UCSF’s Dr. Bob Wachter about why he masks again

COVID-19 cases on the rise in California and Dr. Bob Wachter from UCSF posted on Twitter On Monday, he will return to more cautious behavior, putting his mask back on in indoor public areas where it may not be necessary.

“In the past month, SF has become much less mask-like,” Wachter wrote on Twitter. “If you’ve decided at this point that it’s okay to get Covid (which isn’t crazy if you’re vaxxed/boost), then it’s okay to keep your mask off in crowded indoor spaces. If you’d rather avoid Covid and have become less careful, it’s time to reconsider.”

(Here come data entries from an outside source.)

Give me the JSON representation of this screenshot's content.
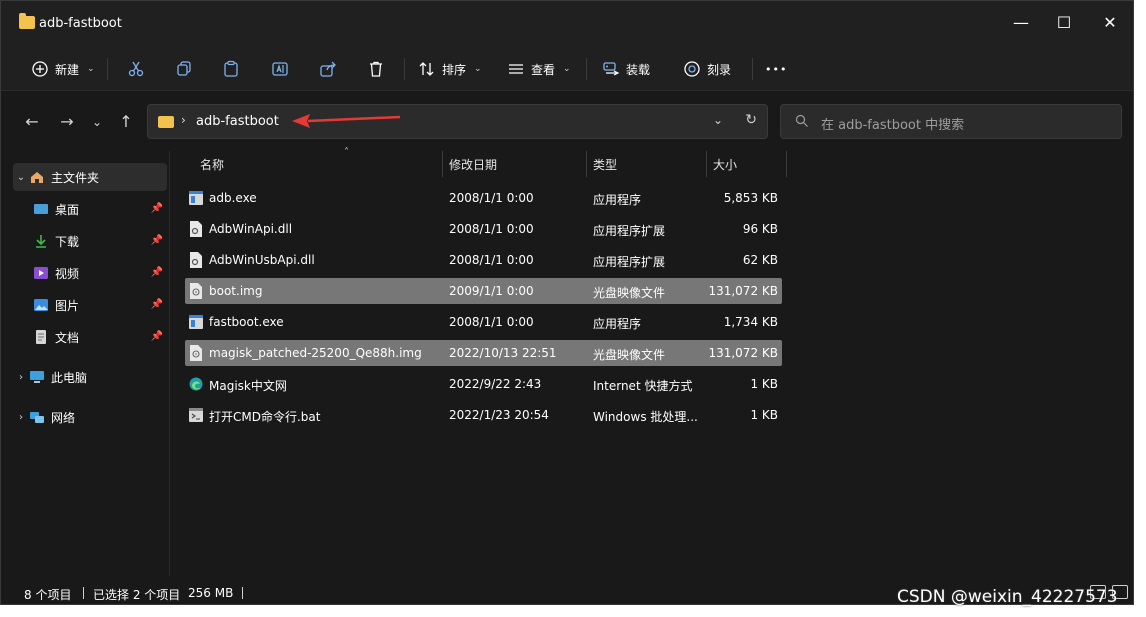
{
  "window": {
    "title": "adb-fastboot",
    "minimize": "—",
    "maximize": "☐",
    "close": "✕"
  },
  "toolbar": {
    "new_label": "新建",
    "sort_label": "排序",
    "view_label": "查看",
    "mount_label": "装载",
    "burn_label": "刻录",
    "more_label": "•••"
  },
  "address": {
    "path": "adb-fastboot",
    "search_placeholder": "在 adb-fastboot 中搜索"
  },
  "sidebar": {
    "items": [
      {
        "label": "主文件夹"
      },
      {
        "label": "桌面"
      },
      {
        "label": "下载"
      },
      {
        "label": "视频"
      },
      {
        "label": "图片"
      },
      {
        "label": "文档"
      },
      {
        "label": "此电脑"
      },
      {
        "label": "网络"
      }
    ]
  },
  "columns": {
    "name": "名称",
    "date": "修改日期",
    "type": "类型",
    "size": "大小"
  },
  "files": [
    {
      "name": "adb.exe",
      "date": "2008/1/1 0:00",
      "type": "应用程序",
      "size": "5,853 KB",
      "icon": "exe-icon",
      "selected": false
    },
    {
      "name": "AdbWinApi.dll",
      "date": "2008/1/1 0:00",
      "type": "应用程序扩展",
      "size": "96 KB",
      "icon": "dll-icon",
      "selected": false
    },
    {
      "name": "AdbWinUsbApi.dll",
      "date": "2008/1/1 0:00",
      "type": "应用程序扩展",
      "size": "62 KB",
      "icon": "dll-icon",
      "selected": false
    },
    {
      "name": "boot.img",
      "date": "2009/1/1 0:00",
      "type": "光盘映像文件",
      "size": "131,072 KB",
      "icon": "img-icon",
      "selected": true
    },
    {
      "name": "fastboot.exe",
      "date": "2008/1/1 0:00",
      "type": "应用程序",
      "size": "1,734 KB",
      "icon": "exe-icon",
      "selected": false
    },
    {
      "name": "magisk_patched-25200_Qe88h.img",
      "date": "2022/10/13 22:51",
      "type": "光盘映像文件",
      "size": "131,072 KB",
      "icon": "img-icon",
      "selected": true
    },
    {
      "name": "Magisk中文网",
      "date": "2022/9/22 2:43",
      "type": "Internet 快捷方式",
      "size": "1 KB",
      "icon": "edge-icon",
      "selected": false
    },
    {
      "name": "打开CMD命令行.bat",
      "date": "2022/1/23 20:54",
      "type": "Windows 批处理...",
      "size": "1 KB",
      "icon": "bat-icon",
      "selected": false
    }
  ],
  "status": {
    "count": "8 个项目",
    "selection": "已选择 2 个项目",
    "size": "256 MB"
  },
  "watermark": "CSDN @weixin_42227573",
  "colors": {
    "background": "#191919",
    "selection": "#777777",
    "folder": "#f4c24f",
    "arrow": "#e53935"
  }
}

Wachter said he is covering his face again because he prefers to avoid COVID. He said he is particularly concerned about long-term COVID symptoms and long-term risks, including damage to the heart, neurological effects and diabetes.

“I will now do 100% N95 in crowded indoor spaces,” Wachter wrote. “I prefer dining outside rather than inside, although I will eat inside in small groups (I realize it’s a risk, but it seems worth it). You have to make your own choice, but do it with an open mind eyes: there’s a lot of Covid out there.”

Wachter is the chair of UCSF’s division of medicine and has been tweeting about COVID-19 for more than two years, sharing regular updates on his view on the state of the pandemic in San Francisco and worldwide.


After peaking in January amid the ominous wave, San Francisco saw the number of cases drop significantly and the city relaxed its health mandate, eliminating the need for masks in most indoor public spaces. The number of cases is increasing again, although it is difficult to determine the extent to which state and city data is less reliable, as there are fewer test locations and more people are testing at home. Wachter said the asymptomatic test-positive rate at UCSF, where patients have to be tested for certain procedures or if they stay overnight, is a good indicator of its prevalence in the community. He said in the past week the percentage has tripled, rising to 3.4%, meaning 1 in 30 people in San Francisco are asymptomatic.

“I had slipped a bit: masking in non-crowded areas, and become less careful with: restaurants,” Wachter said. “I resume more cautious behavior.”